Substreams

  • Name: Substreams
  • URL: https://docs.substreams.dev/
  • Category: Blockchain data extraction / streaming-first indexing / parallel data-transformation infrastructure
  • Summary: Substreams is a streaming-first transformation layer on top of Firehose. Rust/WASM modules, package reuse, parallel execution, and sink choice are the real story; this is where a lot of indexing power gets decided before anyone sees a clean query surface.
  • What it does:
    • Lets developers define Rust/WASM modules that extract, filter, aggregate, and transform blockchain data into reusable streams
    • Runs on top of StreamingFast Firehose, inheriting file-based block storage, cursor-based reorg handling, and high-throughput historical replay
    • Supports package-based reuse so downstream developers can compose existing Substreams packages instead of rebuilding transformations from raw chain data
    • Sends transformed outputs into external sinks such as PostgreSQL, MongoDB, Kafka, ClickHouse, BigQuery, files, and other consumers
    • Serves as a lower-layer data engine for high-performance indexing, especially where historical backfills and deterministic parallel processing matter
  • Key claims:
    • The official docs describe Substreams as a powerful indexing technology that can extract data from multiple chains, apply custom transformations, and send the results to destinations of the developer’s choice
    • The raw README says Substreams was developed for The Graph Network and achieves extremely high performance indexing through parallelization in a streaming-first architecture
    • Firehose overview docs say Firehose is a files-based, streaming-first blockchain data stack and explicitly position Substreams as the parallel transformation engine that works alongside it
    • Firehose docs also claim Substreams can reuse the same underlying block storage and data sources while adding custom Rust/WASM transformation logic and dozens of downstream data sinks
    • The Firehose overview positions the stack as a response to brittle or slow JSON-RPC extraction patterns, which makes Substreams especially useful as a comparison point when reasoning about where data-control power sits below classic hosted indexers
  • Whitepaper: No classic whitepaper or litepaper was found during this pass.

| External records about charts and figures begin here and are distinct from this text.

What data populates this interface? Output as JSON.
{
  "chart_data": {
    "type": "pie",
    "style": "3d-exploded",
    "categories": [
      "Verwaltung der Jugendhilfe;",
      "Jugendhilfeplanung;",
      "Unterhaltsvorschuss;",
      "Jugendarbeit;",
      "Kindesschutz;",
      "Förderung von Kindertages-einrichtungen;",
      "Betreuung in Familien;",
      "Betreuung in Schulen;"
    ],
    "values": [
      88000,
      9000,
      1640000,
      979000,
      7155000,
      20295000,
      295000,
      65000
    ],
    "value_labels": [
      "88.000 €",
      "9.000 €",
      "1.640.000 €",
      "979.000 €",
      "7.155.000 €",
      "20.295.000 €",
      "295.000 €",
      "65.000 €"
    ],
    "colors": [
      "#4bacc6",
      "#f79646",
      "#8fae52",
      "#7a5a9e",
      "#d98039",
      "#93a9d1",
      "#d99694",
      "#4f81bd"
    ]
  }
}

The strongest primary materials were the official Substreams docs, StreamingFast Firehose docs, and the public GitHub repository; see ../whitepapers/substreams-primary-sources-2026-05-09.md.
  • Sources:

Internal linkages

  • Keep this note on the strongest adjacent reads: firehose, the-graph, and sqd.
  • Useful cut: Substreams matters because package authorship, module reuse, and sink choice decide a lot of the real power before anyone sees a polished query API.

Control surface

  • The leverage sits in module authorship, package reuse, Firehose dependency, replay behavior, and sink configuration.

  • That makes Substreams a transformation control plane, not a query market and not the chain itself.

  • Keep the comparison cut clean: this sits below The Graph and closer to the extraction-and-packaging layer shared with Firehose.

  • Last reviewed: 2026-05-31 UTC